82. He has passed over the unsubstantial and illusory things of this world; he is the sea of felicity, and is dived in by the dispassionate.

83. He is some times known as a liberated soul, and relying in himself; at others he is seen to be settled in his turya state of hypnotism, and sometimes as a male or female agent of creation.

84. He is the God of the triple veda, and beyond the reach of the three qualities of things; he is the soul of the veda and the wondrous male (Virát), that is displayed in the six branches of veda.

85. He is the four armed and four-faced Brahmá—the creator of the world, he is also the great Mahádeva with his three eyes, who is the destroyer of the world.

86. He is the uncreated creator, that is born by his yoga or union with the power of delusion (máyá). He is the ever wakeful and the ever great spirit of God, which though it is formless doth yet form and support this frame of this universe, by transforming himself to the form of a man-lion.

87. As victory is borne upon the wings of valour, and as light is borne upon the flame of fire; and as learning bears and conveys the fruit of good understanding, so is this god-like Ráma borne upon the wings of the bird of heaven (i.e. as Garuda bears Vishnu upon his back).

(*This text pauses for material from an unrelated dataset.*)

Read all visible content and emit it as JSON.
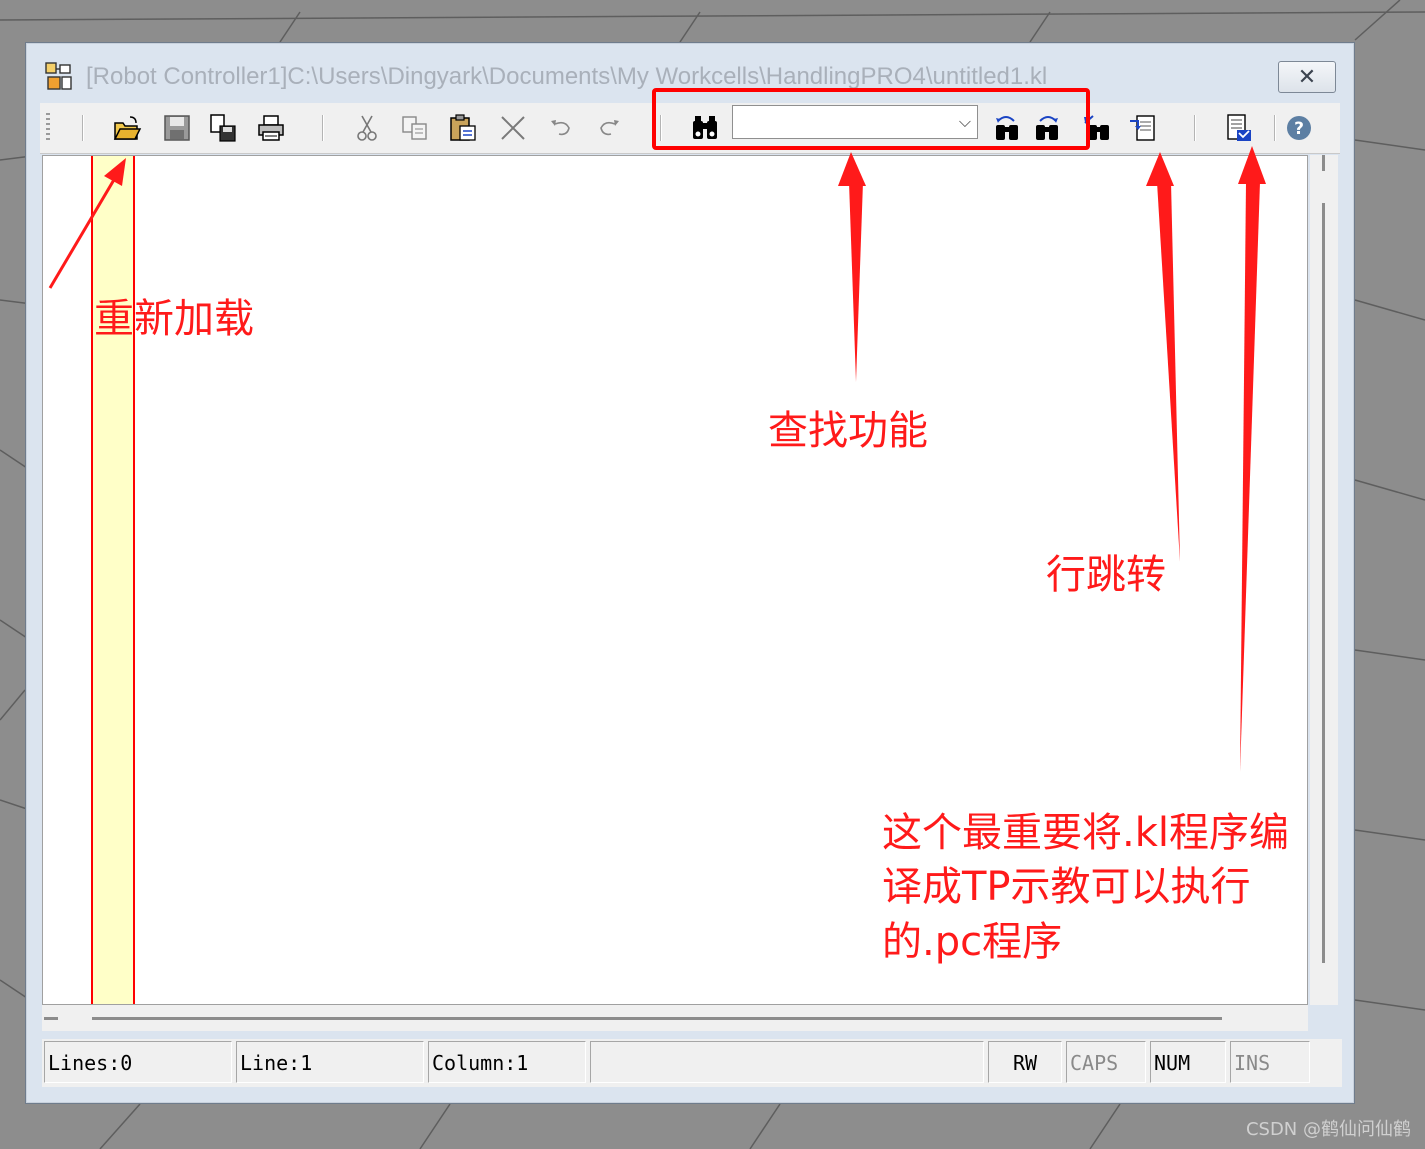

88. Blessed in this king Dasaratha, who has the supreme prime male for his son, and fortunate is the ten headed Rávana, for his finding a place in the mind of Ráma (as his enemy). (The enemies of the gods are not less fortunate than the godly; because their fall under the blessed hands of gods, secures to them the blissful seats of heaven and not of hell).

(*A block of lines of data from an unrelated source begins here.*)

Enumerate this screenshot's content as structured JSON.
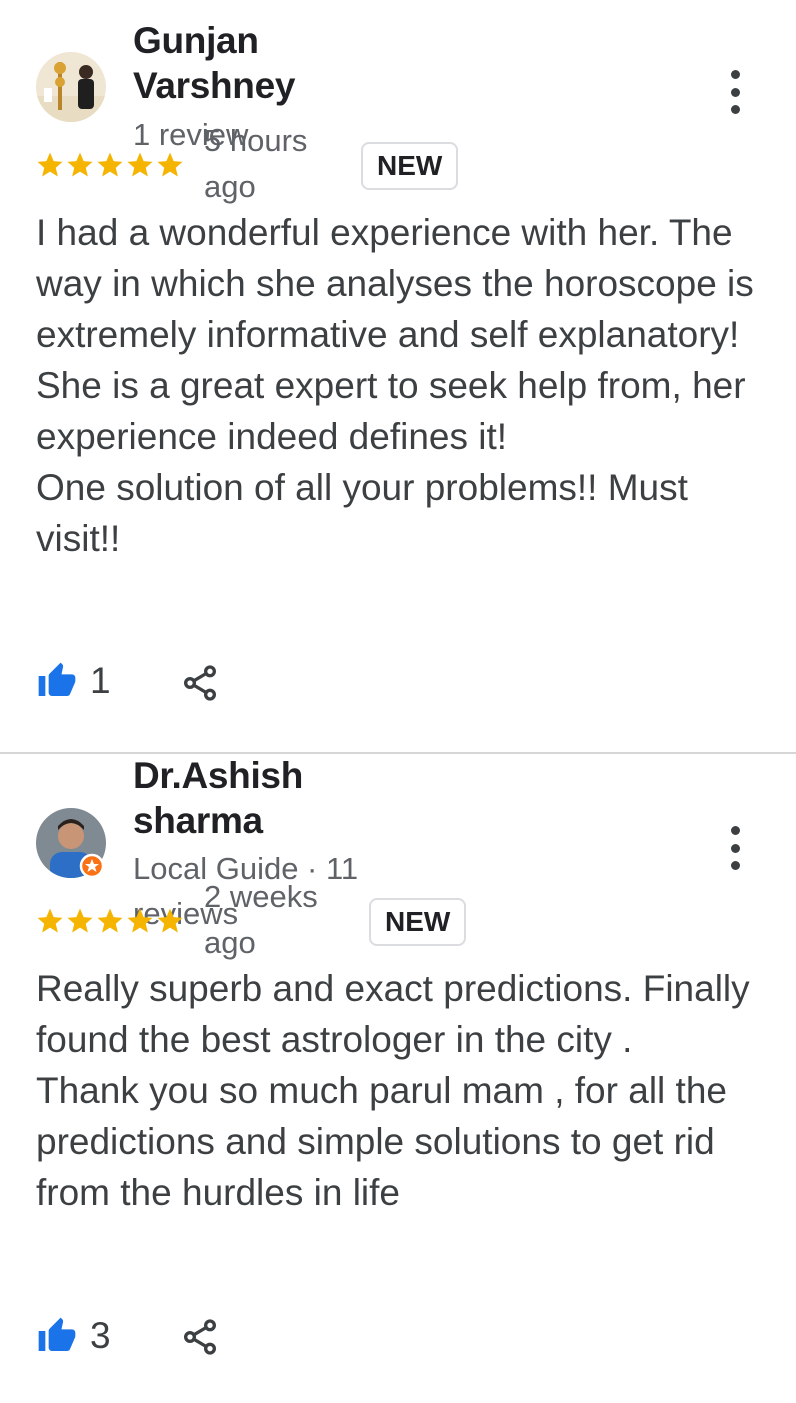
{
  "reviews": [
    {
      "author": "Gunjan Varshney",
      "meta": "1 review",
      "rating": 5,
      "time": "5 hours ago",
      "badge": "NEW",
      "text": "I had a wonderful experience with her. The way in which she analyses the horoscope is extremely informative and self explanatory!\nShe is a great expert to seek help from, her experience indeed defines it!\nOne solution of all your problems!! Must visit!!",
      "likes": "1"
    },
    {
      "author": "Dr.Ashish sharma",
      "meta": "Local Guide · 11 reviews",
      "rating": 5,
      "time": "2 weeks ago",
      "badge": "NEW",
      "text": "Really superb and exact predictions. Finally found the best astrologer in the city .\nThank you so much parul mam , for all the predictions and simple solutions to get rid from the hurdles in life",
      "likes": "3"
    }
  ],
  "colors": {
    "star": "#f4b400",
    "like": "#1a73e8",
    "local_guide_badge": "#f97316"
  },
  "icons": {
    "rating": "star-icon",
    "like": "thumbs-up-icon",
    "share": "share-icon",
    "menu": "more-vert-icon"
  }
}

89. Oh! how lamentable is the state of heaven by the absence of Ráma from it; and how pitiable is the infernal region from its loss of Lakshmana who is present here. Happy is this midland of Oudh at present, from the presence of the two gods from those two regions in this place.

90. This Ráma is an incarnation of the god Vishnu, who sleeps in the midst of the sea; he is the incarnate and undecaying supreme soul, and is a consolidation of the divine intellect and felicity in his person.

91. The yogis of subdued organs discern Ráma in spirit, but we of ordinary understanding can see him only in his outward figure.